P2G mendesak komitmen para Capres menuntaskan 1,6 juta guru yang belum memiliki sertifikat pendidik, agar dituntaskan dan diberi afirmasi untuk mengakselerasi proses sertifikasi. Khususnya guru yang sudah sudah mengajar sejak sebelum tahun 2015 sesuai perintah UU Guru dan Dosen pasal 82.

“1,6 juta guru yang belum memiliki sertifikat pendidik menjadi bukti kegagalan pemerintah selama 18 tahun melaksanakan perintah UU,” sesal Satriwan.

Keempat, menurut Iman Zanatul Haeri, Kepala Bidang Advokasi Guru P2G,
tidak ada satu pun Capres yang memaparkan strategi untuk meningkatkan kompetensi guru. Revitalisasi LPTK sebagai lembaga harus menyiapkan guru profesional.

Pendidikan Profesi Guru (PPG) sebaiknya melalui pola “concurent teacher education”, yaitu pendidikan profesi guru yang menyatu dengan kuliah reguler. Agar efektif waktu serta anggaran. Sehingga para guru sudah dipersiapkan sejak masa LPTK dan bagi mereka yang benar-benar ingin menjadi guru. Bukan seperti sekarang, pola pendidikan profesi guru yang terpisah dari pendidikan sarjana strata satu.

Kelima, kacaunya tata kelola rekruitmen dan distribusi guru. Mendikbudristek Nadiem Makarim pada 2020 berjanji akan mengangkat 1 juta guru honorer menjadi ASN. Sampai akhir 2023 ini rekrutmen guru honorer jadi ASN baru 560 ribu, itu pun ASN PPPK bukan PNS.

Pelaksanaan rekrutmen guru PPPK selama 4 tahun terakhir amburadul. Sebanyak 62 ribu guru yang lolos nilai “passing grade” dan lulus tes, namun tidak mendapatkan formasi dari Pemda. Sampai sekarang, Pusat dan pemda tidak memiliki kesepahaman yang sama. Rekrutmen guru PPPK tidak sampai 50 persen dari kebutuhan riil.

Yang lebih miris guru PPPK di Kab. Serang pernah tak digaji selama 6 bulan, di Kota Bandar Lampung pernah tak digaji sampai 9 bulan. Bahkan di Papua tak digaji selama 1 tahun.

“Tata kelola guru PPPK ini benar-benar amburadul, mulai rekrutmen sampai distribusinya,” ungkap Iman.

Manajemen guru PPPK yang tidak profesional dan jauh dari kata berkeadilan ini terjadi hampir di seluruh daerah. Sementara sektor pendidikan dan guru tidak menjadi prioritas kebijakan APBD oleh pemda. Sehingga guru tidak menjadi fokus kebijakan pemda. P2G juga mendapatkan laporan guru-guru honorer di sekolah negeri yang justru tidak berhasil direkrut dalam skema PPPK.
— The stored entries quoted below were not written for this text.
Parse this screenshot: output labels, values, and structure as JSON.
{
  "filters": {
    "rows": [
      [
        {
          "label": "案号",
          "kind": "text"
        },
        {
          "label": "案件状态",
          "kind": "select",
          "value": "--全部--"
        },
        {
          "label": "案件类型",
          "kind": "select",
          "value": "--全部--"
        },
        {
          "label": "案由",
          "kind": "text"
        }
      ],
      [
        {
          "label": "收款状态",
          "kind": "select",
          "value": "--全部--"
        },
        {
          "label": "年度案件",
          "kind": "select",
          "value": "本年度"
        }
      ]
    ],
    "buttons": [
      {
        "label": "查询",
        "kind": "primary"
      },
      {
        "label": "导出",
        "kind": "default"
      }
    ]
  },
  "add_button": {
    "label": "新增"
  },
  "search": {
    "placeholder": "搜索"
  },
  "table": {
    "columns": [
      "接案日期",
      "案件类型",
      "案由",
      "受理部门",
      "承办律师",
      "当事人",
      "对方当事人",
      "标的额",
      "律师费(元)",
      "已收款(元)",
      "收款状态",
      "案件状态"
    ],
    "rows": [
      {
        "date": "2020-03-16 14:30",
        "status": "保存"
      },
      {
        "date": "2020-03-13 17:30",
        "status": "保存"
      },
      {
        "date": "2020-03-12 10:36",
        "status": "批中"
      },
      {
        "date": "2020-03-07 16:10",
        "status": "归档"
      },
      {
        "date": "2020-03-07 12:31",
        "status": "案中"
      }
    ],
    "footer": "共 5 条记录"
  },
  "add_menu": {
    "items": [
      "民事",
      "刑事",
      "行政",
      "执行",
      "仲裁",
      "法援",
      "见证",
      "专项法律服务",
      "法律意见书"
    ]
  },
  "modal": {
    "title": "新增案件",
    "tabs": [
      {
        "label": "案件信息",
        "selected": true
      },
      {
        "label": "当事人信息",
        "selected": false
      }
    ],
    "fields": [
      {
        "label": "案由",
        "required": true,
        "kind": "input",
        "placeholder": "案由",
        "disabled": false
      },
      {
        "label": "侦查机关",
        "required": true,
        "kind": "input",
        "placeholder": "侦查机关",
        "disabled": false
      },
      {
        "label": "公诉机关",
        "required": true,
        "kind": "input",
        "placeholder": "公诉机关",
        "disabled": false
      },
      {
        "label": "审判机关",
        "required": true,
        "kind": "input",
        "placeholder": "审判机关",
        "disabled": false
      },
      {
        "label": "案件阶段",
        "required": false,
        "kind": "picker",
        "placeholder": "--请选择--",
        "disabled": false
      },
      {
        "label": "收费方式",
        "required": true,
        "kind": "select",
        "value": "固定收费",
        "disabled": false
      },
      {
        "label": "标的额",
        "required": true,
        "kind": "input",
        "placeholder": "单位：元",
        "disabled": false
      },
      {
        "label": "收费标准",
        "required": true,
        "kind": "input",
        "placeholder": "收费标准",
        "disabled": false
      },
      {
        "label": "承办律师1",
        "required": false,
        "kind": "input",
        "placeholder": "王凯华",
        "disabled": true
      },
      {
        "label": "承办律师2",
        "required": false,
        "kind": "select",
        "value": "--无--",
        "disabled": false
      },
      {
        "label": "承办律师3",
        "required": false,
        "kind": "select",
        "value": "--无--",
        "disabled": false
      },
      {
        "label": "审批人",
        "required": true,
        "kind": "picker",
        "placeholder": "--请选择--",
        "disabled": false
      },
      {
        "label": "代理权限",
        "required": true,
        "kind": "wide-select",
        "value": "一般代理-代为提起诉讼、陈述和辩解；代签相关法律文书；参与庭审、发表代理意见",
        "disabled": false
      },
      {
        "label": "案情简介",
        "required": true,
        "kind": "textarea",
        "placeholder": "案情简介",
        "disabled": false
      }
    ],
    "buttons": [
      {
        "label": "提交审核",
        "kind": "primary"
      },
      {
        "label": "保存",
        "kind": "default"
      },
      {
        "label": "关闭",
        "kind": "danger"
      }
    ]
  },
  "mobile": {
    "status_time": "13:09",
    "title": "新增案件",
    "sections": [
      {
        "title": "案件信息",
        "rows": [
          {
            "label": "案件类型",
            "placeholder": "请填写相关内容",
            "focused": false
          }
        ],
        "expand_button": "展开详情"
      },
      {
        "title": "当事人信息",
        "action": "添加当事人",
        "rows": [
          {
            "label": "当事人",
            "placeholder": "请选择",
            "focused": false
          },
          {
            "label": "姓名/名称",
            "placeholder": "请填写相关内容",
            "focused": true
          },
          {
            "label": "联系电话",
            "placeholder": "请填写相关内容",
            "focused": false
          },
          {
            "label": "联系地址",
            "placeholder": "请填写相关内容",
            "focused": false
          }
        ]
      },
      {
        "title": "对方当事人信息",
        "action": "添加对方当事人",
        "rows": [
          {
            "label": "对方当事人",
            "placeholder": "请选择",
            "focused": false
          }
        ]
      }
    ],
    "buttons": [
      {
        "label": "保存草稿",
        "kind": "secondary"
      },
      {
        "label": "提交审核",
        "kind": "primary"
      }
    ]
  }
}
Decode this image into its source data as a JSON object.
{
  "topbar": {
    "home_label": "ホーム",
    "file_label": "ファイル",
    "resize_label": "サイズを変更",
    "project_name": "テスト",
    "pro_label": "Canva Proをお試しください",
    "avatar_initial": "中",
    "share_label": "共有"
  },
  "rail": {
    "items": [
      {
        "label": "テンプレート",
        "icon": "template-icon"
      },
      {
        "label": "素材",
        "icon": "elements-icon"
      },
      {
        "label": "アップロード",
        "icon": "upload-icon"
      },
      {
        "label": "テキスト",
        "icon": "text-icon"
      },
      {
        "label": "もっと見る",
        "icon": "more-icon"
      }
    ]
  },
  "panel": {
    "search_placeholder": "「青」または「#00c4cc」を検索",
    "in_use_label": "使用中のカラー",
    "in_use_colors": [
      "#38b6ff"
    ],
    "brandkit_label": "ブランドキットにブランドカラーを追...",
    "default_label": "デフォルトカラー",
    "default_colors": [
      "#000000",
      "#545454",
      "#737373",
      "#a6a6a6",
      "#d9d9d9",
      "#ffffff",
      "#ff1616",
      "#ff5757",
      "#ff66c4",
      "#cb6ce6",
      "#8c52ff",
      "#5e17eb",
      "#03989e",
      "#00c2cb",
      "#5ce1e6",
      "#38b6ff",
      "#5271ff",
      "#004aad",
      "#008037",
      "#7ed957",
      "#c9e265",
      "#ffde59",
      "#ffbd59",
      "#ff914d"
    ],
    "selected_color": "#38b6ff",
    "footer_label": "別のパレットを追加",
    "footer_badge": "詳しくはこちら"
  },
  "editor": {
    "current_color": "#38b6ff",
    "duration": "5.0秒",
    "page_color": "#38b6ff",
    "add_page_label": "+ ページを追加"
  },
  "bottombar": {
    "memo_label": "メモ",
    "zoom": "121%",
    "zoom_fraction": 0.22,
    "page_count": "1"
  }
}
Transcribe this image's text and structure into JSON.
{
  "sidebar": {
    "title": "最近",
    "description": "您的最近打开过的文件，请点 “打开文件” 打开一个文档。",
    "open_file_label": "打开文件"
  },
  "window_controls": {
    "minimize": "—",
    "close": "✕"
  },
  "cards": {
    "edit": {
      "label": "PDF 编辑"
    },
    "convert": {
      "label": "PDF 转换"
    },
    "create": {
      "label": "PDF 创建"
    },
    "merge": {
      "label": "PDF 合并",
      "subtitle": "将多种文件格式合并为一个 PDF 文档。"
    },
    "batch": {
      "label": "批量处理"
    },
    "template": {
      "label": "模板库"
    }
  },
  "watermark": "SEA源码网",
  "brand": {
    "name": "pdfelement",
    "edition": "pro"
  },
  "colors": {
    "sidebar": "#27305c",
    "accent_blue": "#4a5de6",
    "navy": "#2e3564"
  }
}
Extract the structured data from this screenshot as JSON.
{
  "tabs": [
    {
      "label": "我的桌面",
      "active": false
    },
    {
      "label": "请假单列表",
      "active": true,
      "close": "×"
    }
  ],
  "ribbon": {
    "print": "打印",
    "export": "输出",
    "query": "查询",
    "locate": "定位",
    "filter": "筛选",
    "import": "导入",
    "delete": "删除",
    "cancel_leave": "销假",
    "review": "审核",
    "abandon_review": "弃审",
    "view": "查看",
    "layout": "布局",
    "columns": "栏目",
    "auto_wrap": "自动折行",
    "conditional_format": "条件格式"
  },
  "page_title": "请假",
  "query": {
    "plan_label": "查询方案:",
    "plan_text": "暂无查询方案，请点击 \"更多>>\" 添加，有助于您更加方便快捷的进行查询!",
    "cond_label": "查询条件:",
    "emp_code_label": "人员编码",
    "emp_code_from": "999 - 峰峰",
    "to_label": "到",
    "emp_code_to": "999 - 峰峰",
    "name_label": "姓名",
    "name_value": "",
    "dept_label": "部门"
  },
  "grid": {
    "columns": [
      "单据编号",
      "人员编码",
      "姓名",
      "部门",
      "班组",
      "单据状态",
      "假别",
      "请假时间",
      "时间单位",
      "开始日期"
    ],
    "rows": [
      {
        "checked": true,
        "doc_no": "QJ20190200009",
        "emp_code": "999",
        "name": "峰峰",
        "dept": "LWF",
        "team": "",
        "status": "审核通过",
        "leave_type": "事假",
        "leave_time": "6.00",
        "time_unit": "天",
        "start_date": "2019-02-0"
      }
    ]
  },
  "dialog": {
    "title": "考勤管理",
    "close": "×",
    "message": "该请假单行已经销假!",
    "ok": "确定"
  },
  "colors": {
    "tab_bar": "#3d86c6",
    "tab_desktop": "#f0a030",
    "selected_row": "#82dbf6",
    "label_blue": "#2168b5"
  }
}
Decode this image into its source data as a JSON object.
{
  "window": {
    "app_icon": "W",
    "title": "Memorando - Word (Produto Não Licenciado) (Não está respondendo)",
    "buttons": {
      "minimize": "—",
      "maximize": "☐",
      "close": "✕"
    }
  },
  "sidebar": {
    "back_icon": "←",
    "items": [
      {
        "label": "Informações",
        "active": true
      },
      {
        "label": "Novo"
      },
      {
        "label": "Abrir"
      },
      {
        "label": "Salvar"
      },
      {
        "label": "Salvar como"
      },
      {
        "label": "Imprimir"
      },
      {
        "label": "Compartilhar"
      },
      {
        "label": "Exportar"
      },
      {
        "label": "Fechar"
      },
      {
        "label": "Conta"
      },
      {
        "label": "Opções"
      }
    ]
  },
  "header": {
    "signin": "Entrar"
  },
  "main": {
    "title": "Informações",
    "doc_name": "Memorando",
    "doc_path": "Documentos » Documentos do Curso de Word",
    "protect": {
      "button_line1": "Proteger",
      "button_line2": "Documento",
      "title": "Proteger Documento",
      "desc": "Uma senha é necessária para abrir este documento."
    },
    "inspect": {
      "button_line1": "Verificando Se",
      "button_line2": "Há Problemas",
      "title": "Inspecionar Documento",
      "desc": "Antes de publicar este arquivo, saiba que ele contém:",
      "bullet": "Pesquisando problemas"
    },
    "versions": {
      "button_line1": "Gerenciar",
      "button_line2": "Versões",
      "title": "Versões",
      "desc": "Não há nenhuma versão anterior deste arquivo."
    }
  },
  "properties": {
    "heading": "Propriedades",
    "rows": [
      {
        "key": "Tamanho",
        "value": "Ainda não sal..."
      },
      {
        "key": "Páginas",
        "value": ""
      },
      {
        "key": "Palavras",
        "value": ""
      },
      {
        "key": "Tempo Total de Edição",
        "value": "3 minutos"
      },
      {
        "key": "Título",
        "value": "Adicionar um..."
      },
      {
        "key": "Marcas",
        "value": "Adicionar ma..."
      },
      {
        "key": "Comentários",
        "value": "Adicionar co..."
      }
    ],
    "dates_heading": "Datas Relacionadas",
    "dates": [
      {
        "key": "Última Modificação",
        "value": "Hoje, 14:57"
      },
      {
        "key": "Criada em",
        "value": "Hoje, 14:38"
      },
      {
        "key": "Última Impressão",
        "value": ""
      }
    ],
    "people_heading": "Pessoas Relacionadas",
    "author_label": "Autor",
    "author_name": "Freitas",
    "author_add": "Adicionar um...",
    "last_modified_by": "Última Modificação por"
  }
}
“Kini mereka dipaksa mencari sekolah swasta. Padahal sudah mengabdi bertahun-tahun di sekolah negeri. P2G juga melihat pemerintah gagal memberikan layanan pendidikan dan guru berkualitas bagi daerah 3T,” lanjut Iman.

Indonesia memiliki guru sekitar 3,3 juta orang yang mengajar hampir 50 juta murid di semua jenjang. Rasio guru mengajar 1: 15 siswa. Artinya secara nasional kita tidak kekurangan guru. Namun distribusi guru sangat timpang dan tidak merata. Sebab guru-guru ini terkonsentrasi di kota-kota besar dan daerah 3T masih kekurangan guru. Seharusnya guru ASN dapat ditempatkan di seluruh wilayah Indonesia, jangan hanya mau di kota saja.

“Sayangnya para capres tidak satu pun menyentuh dan memberi solusi buruknya distribusi guru nasional ini,” lanjut Iman.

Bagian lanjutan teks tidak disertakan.